This hypocrisy mainly surrounds his racist views and can be seen as a representation to Faulkner’s understanding and experience of the Southern tradition of racism: it is so contradictory that it does not hold up to logic. In the opening scene of the story, Jason speaks of Quentin’s promiscuous actions and advises his mother, “when people act like niggers, no matter who they are the only thing to do is treat them like a nigger.” (181) Only a couple of sentences following, in where Jason per usual of his tendencies, exacerbates how much work he puts in for the family, his mother pleads, “I know you have to slave away your life for us.”(181) First, absolutely none of the black characters in the book display promiscuous behavior – rather it is Jason’s white siblings. Second, the mother somehow equates going to work with being a slave — readers are all well aware that Jason does not actually do any work and instead deceitfully cashes in his sister’s checks.

The narration is centered around Quentin’s skipping out on school, which ironically reveals Jason’s own skipping out on work. On one of the busiest days at work of the year, Jason slips out shortly after arriving to work, finds “a nigger” to fetch his car and when he returns with the car, Jason in his untrustworthy-narrator fashion notes it had taken a week and asks if he had taken so long because he had been “riding along where the wenches” could see him. When the man answers that he had to drive around the square due to traffic, Jason notes that he had “never found a nigger that didn’t have an airtight alibi for whatever he did.” (218)

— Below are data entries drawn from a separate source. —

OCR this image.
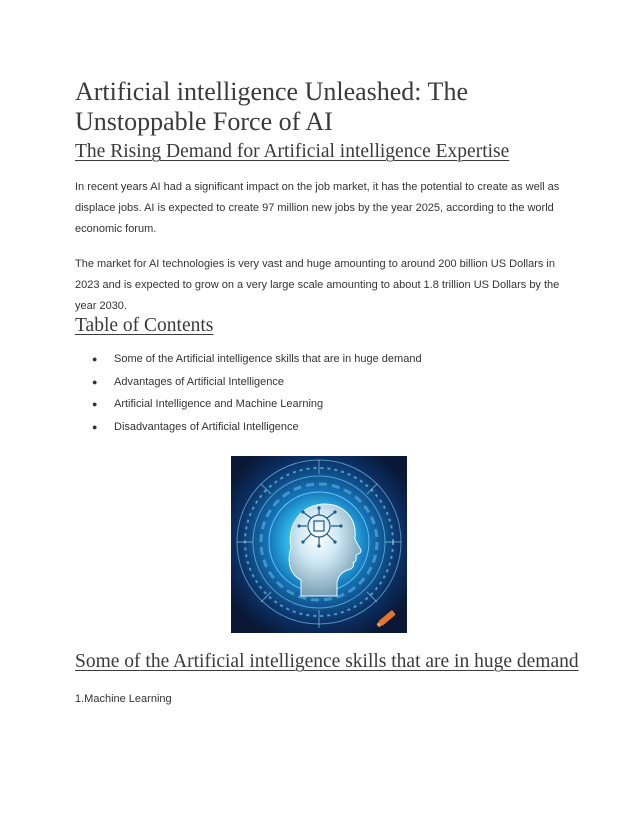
Artificial intelligence Unleashed: The Unstoppable Force of AI
The Rising Demand for Artificial intelligence Expertise

In recent years AI had a significant impact on the job market, it has the potential to create as well as displace jobs. AI is expected to create 97 million new jobs by the year 2025, according to the world economic forum.

The market for AI technologies is very vast and huge amounting to around 200 billion US Dollars in 2023 and is expected to grow on a very large scale amounting to about 1.8 trillion US Dollars by the year 2030.

Table of Contents
● Some of the Artificial intelligence skills that are in huge demand
● Advantages of Artificial Intelligence
● Artificial Intelligence and Machine Learning
● Disadvantages of Artificial Intelligence
Some of the Artificial intelligence skills that are in huge demand

1.Machine Learning
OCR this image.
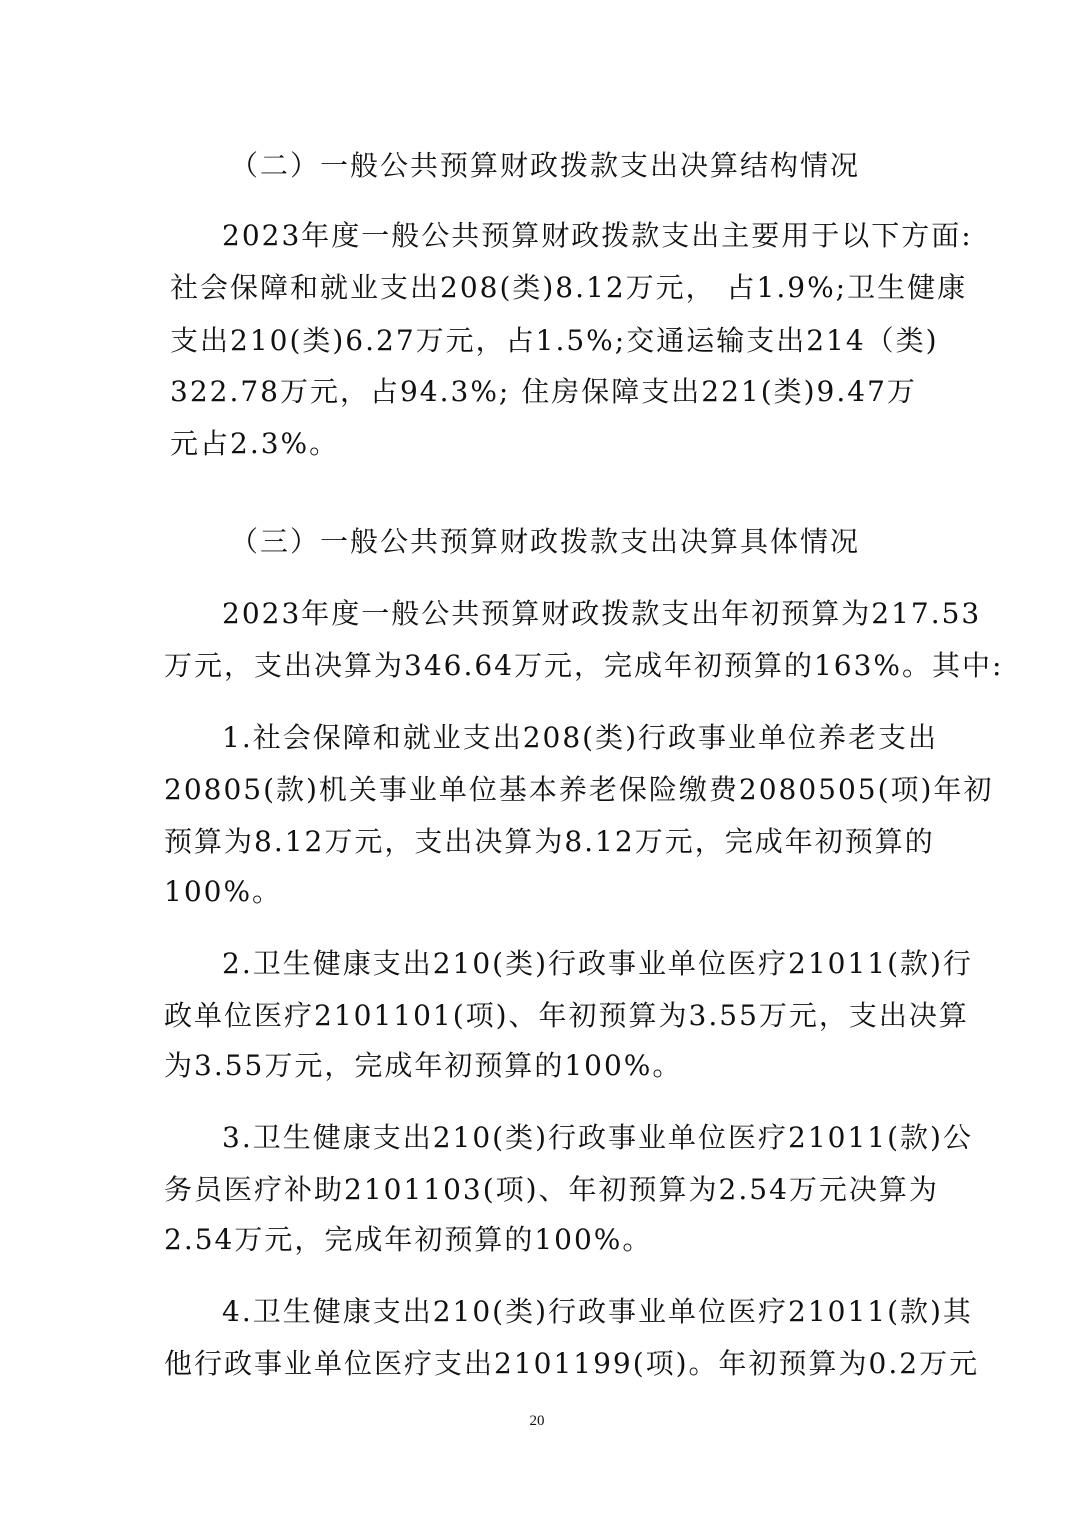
（二）一般公共预算财政拨款支出决算结构情况

2023年度一般公共预算财政拨款支出主要用于以下方面:

社会保障和就业支出208(类)8.12万元， 占1.9%;卫生健康

支出210(类)6.27万元，占1.5%;交通运输支出214（类)

322.78万元，占94.3%; 住房保障支出221(类)9.47万

元占2.3%。

（三）一般公共预算财政拨款支出决算具体情况

2023年度一般公共预算财政拨款支出年初预算为217.53

万元，支出决算为346.64万元，完成年初预算的163%。其中:

1.社会保障和就业支出208(类)行政事业单位养老支出

20805(款)机关事业单位基本养老保险缴费2080505(项)年初

预算为8.12万元，支出决算为8.12万元，完成年初预算的

100%。

2.卫生健康支出210(类)行政事业单位医疗21011(款)行

政单位医疗2101101(项)、年初预算为3.55万元，支出决算

为3.55万元，完成年初预算的100%。

3.卫生健康支出210(类)行政事业单位医疗21011(款)公

务员医疗补助2101103(项)、年初预算为2.54万元决算为

2.54万元，完成年初预算的100%。

4.卫生健康支出210(类)行政事业单位医疗21011(款)其

他行政事业单位医疗支出2101199(项)。年初预算为0.2万元

20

After stopping at home for a dramatic dinner, stopping at the bank to deposit his stolen checks, and stopping at the telegraph office where he has invested in stocks, Jason finally returns to his job at the store. When his boss, Earl, asks if he had gone home for dinner, Jason tells him that he had gone to the dentist. In a situation where he did not have to lie at all, as Earl had asked in a casual manner and is not a character who has ever shown disrespect, Jason produces an airtight alibi.

To add to his delusion, Jason, in a monologue, speaks of the glory and the farming land his slave-owning family once owned. He gazes at the vast open space, the miles of untilled land and notes, “it’s a good thing the Lord did something for this country; the folks that live on it never have.” (239) Just after noting the fact that his family owned humans to work and tend to his family’s land, he denies the existence of these folks and their unappreciated, uncompensated work.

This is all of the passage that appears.